Anges et punk dans la collection FW25 d’Undercover Citation et auto-citation pour une collection personnelle mais peut-être difficile à comprendre
Survêtements Champions avec des escarpins recouverts d’un imprimé fleuri, doudounes et polaires façon Patagonia alternant avec des vestes punk ornées d’épingles et jupes bleues à franges métalliques semblables à des pompons. Des robes décorées de papillons et incrustées de boutons en nacre avec de petites ailes d’ange sculptées dans le dos défilent aux côtés de bombers militaires et de vestes rapiécées et couvertes de toutes sortes de breloques, de blazers et de jupes imprimés de papillons, de châles enroulés autour de la taille comme des ceintures. Cette brève liste suffit pour vous fair comprendre que la collection FW25 d’Undercover, présentée hier sur les notes de Nina Simone à la Salle Wagram de Paris, était un mélange, souvent contradictoire, assurément fragmenté et irrégulier, de styles et de références. Et il y avait une raison à cela : le défilé d’hier était difficile à comprendre et à assimiler car il s’agissait d’un hommage de Jun Takahashi à sa collection préférée, la FW04, intitulée “but beautiful…part parasitic, part stuffed” qui combinait d’un côté des inspirations directement issues de la garde-robe new wave de Patti Smith et de l’autre, des influences stylistiques d’une sculptrice textile nommée Anne-Valérie Dupond qui crée des figurines en tissu rapiécées comme le monstre de Frankenstein, oscillant entre l’ironique et le sérieusement inquiétant. Ceux qui voudraient un aperçu du style de Dupond peuvent observer les curieuses chaussures “sculptées” apparues aux pieds des derniers looks, ceux du soir, qui étaient aussi les plus beaux et spectaculaires – mais en général, on comprend pourquoi le défilé a semblé difficile à saisir, car il alliait un certain degré (sain) d’autoréférentialité à des références déjà obscures en elles-mêmes avec la touche commerciale habituelle, pour un résultat final très cohérent avec lui-même et avec la marque, mais aussi peu intuitif, voire, pour certains, alambiqué. Mais peut-être était-ce l’idée.

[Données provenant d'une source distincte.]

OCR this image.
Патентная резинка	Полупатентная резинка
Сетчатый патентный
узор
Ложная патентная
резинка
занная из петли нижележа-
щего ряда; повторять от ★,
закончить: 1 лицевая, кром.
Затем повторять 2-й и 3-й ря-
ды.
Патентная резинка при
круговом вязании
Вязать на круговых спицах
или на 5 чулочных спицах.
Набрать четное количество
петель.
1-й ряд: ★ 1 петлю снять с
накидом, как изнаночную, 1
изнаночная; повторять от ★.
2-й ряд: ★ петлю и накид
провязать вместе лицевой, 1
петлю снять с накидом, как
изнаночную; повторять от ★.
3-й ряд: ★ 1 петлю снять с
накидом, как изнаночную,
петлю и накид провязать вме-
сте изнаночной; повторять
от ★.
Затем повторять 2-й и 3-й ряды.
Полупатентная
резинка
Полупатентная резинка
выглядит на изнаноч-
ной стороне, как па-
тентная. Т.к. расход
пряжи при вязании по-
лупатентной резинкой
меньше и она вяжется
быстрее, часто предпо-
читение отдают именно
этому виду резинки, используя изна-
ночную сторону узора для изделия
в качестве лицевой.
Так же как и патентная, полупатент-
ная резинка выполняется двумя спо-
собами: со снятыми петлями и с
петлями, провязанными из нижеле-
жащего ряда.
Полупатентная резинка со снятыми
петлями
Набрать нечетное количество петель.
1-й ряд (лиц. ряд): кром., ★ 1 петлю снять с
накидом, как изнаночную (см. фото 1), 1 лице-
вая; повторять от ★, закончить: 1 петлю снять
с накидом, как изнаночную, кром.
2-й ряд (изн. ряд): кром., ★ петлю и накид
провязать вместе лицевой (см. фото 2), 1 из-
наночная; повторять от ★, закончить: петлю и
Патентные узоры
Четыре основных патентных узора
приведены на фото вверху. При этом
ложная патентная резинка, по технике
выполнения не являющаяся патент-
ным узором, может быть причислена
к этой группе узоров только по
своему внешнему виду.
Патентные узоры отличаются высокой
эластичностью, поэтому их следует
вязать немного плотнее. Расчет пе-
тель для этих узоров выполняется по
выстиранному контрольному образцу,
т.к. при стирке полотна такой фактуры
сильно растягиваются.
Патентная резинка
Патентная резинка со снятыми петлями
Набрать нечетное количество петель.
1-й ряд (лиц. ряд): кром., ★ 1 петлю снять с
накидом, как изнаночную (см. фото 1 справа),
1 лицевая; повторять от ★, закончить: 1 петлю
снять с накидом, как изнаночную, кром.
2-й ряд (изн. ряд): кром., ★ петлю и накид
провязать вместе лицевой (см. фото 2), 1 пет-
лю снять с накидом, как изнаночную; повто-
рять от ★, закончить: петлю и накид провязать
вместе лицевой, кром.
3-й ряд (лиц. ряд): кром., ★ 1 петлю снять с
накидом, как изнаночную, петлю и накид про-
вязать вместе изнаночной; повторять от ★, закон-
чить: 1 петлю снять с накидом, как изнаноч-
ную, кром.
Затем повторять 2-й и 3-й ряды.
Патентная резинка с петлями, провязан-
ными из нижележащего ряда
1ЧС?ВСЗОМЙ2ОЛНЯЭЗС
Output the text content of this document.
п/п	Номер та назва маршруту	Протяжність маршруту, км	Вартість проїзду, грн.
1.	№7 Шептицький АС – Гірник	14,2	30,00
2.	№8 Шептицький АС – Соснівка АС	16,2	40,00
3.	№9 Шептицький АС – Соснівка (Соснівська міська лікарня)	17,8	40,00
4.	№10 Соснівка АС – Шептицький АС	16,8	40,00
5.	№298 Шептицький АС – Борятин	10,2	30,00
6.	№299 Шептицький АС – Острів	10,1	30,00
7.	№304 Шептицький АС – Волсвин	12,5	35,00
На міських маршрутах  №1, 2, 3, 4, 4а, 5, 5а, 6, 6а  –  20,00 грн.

Undercover fait partie de ces marques qui représentent un univers à part. Bien qu’elle se soit étendue à des domaines très commerciaux de la mode, à travers de nombreuses collaborations avec des marques de grande distribution ou des vêtements immédiatement logotypés, la marque demeure une entité délicieusement intellectuelle – les plus belles pièces qu’elle produit ont toujours quelque chose de fondamentalement étrange, et c’est ce qui fait leur charme. Tout cet univers, non exempt des contradictions que nous avons vues, est subordonné aux goûts et aux obsessions de son créateur, Jun Takahashi, qui, en plus d’avoir transformé sa marque en un empire commercial et en une réalité parallèle, est aussi un peintre extrêmement raffiné, un expert en musique et un musicien lui-même, ainsi que le détenteur de goûts très spécifiques. Ces goûts spécifiques étaient mis en avant lors du défilé : « Aujourd’hui, vingt ans après sa création, j’ai décidé de réinventer ma meilleure collection personnelle en me concentrant sur le zeitgeist et sur un style casual adulte. J’avais 35 ans à l’époque, j’en ai maintenant 55 et je suis enthousiaste à l’idée de voir comment ces vingt années se reflètent dans le design », a écrit Takahashi dans ses notes de défilé. Quels autres designers sur la scène actuelle pourraient se dire enthousiastes à l’idée de présenter une collection qui soit à la fois un hommage et un auto-hommage ? Quels autres directeurs artistiques historiques peuvent ou veulent encore jouer avec ce goût, sur le plan artistique, sans tomber dans la stérilité et la répétition ? La réponse est : trop peu.